When brewing Saké, little goes to waste.
In the brewing process, the first significant aspect of potential waste is when the rice is milled. All of the rice that is polished away leaves a powder that is called nuka. The breweries commonly sell this nuka, which can be put to a variety of uses.
First, it may be used to produce a type of tsukemono, Japanese pickle, called nuka-zuke. A variety of vegetables, such as daikon, cucumber and eggplant, can be pickled in a paste of nuka and salt. The pickles can have a range of flavors for sour to salty. Curiously, Japan is the only country with a tradition of using nuka for pickling.
Second, it may be used in cosmetic products. Rice brain oil can be derived from the nuka and this oil has many benefits. It is though to contain a high amount of Tocotrienol, a natural form of Vitamin E. Rice bran is also rich in phytic and ferulic acids, which contribute to softer, more supple skin. Thus, numerous cosmetic products have been developed using nuka, especially for skin lotions and such.
In addition, a couple other uses for nuka include animal feed or even to make desserts.
The next significant amount of waste in the brewing process is after pressing, when the lees are left over. These lees are also known as kasu, and like nuka is often sold to other companies which will use it for many different purposes.

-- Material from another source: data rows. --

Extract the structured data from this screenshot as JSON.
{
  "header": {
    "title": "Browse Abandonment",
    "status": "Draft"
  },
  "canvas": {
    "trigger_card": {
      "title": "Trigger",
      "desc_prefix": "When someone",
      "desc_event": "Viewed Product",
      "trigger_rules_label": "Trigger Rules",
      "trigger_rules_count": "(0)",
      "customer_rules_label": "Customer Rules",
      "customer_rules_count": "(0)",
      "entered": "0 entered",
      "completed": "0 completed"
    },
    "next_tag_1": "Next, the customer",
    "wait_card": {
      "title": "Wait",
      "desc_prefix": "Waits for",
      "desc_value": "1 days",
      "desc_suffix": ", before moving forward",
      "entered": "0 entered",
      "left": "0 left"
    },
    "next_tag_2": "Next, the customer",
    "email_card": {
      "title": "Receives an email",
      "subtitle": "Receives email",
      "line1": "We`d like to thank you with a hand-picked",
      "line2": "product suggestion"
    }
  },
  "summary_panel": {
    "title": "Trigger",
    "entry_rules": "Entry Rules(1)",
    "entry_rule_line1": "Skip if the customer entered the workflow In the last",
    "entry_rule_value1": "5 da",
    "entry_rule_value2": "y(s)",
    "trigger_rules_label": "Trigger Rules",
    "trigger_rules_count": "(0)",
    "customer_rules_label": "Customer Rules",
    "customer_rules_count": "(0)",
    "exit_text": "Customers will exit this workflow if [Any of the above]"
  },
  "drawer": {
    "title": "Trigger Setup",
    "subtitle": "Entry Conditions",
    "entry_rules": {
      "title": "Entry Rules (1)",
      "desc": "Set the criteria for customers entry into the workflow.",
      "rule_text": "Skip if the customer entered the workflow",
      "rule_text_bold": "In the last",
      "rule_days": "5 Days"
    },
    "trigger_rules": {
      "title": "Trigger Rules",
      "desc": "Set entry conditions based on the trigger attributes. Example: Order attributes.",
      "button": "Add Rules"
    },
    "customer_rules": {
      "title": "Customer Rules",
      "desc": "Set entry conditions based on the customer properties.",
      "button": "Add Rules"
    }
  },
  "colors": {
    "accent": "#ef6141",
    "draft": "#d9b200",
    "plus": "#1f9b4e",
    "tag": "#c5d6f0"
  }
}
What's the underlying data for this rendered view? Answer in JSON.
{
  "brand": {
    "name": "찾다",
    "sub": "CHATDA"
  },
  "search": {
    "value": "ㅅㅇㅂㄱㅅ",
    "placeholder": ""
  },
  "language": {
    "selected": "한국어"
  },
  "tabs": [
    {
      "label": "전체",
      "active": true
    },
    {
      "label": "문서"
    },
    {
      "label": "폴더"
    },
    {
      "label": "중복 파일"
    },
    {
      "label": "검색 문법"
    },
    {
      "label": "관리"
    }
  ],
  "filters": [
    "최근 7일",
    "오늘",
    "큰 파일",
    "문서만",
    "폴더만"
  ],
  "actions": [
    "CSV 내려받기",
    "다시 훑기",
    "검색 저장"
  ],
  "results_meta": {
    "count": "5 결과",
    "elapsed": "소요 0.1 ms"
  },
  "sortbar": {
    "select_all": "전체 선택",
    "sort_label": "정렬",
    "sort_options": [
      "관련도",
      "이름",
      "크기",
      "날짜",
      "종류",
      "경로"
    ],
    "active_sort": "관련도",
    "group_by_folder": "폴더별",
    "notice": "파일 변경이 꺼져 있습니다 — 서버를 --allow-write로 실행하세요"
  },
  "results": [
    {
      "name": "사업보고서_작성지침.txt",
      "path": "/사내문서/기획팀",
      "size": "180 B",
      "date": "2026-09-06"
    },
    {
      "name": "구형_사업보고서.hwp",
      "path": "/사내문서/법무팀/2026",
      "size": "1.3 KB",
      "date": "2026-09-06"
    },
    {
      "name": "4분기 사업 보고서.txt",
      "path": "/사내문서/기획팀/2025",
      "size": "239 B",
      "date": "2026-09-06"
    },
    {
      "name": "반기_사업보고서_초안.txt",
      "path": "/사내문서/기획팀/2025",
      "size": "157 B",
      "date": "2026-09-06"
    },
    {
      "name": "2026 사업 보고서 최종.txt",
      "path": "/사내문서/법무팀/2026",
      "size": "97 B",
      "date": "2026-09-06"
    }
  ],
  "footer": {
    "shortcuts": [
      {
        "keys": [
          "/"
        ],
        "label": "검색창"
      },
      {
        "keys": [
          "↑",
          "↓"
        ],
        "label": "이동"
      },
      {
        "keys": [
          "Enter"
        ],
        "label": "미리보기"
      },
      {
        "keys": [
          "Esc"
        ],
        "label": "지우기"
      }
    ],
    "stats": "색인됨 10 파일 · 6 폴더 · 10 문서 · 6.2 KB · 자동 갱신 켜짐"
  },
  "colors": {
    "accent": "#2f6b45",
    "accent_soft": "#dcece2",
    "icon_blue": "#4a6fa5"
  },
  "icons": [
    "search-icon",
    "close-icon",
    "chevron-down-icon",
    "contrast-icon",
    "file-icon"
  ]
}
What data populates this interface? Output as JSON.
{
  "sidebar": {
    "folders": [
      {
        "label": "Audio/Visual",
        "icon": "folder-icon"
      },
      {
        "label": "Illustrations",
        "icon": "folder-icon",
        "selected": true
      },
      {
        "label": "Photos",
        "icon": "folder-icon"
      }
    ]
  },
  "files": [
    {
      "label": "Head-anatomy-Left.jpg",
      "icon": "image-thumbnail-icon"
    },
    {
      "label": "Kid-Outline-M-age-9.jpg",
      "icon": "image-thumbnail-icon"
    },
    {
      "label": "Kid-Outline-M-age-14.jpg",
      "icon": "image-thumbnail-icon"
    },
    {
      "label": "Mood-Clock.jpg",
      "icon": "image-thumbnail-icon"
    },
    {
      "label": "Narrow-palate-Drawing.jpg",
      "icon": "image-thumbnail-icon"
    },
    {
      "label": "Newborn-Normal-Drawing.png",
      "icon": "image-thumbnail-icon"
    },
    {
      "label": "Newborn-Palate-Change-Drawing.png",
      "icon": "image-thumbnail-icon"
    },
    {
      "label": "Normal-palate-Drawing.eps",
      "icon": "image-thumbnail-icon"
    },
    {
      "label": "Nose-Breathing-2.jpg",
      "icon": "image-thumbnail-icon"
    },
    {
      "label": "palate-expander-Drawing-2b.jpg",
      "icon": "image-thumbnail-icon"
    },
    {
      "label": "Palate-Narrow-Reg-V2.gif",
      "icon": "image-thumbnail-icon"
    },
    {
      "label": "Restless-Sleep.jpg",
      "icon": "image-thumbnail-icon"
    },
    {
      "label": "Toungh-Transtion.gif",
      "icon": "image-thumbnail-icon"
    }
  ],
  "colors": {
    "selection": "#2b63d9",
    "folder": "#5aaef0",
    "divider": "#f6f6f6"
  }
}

First, like nuka, kasu can be used for pickling, creating kasu-zuke. Second, kasu can be used for cooking, as a marinade or to add flavor. It can be added to many different foods, from ice cream to bread. You might see Saké kasu at a Japanese grocery store, and it might look like cheese or tofu. Third, like nuka, it too may end up as animal feed. Fourth, it might even be recycled and distilled into pure grain alcohol.
It is good to know that so little goes to waste. Have anyone of my readers eaten a dish made with nuka or kasu?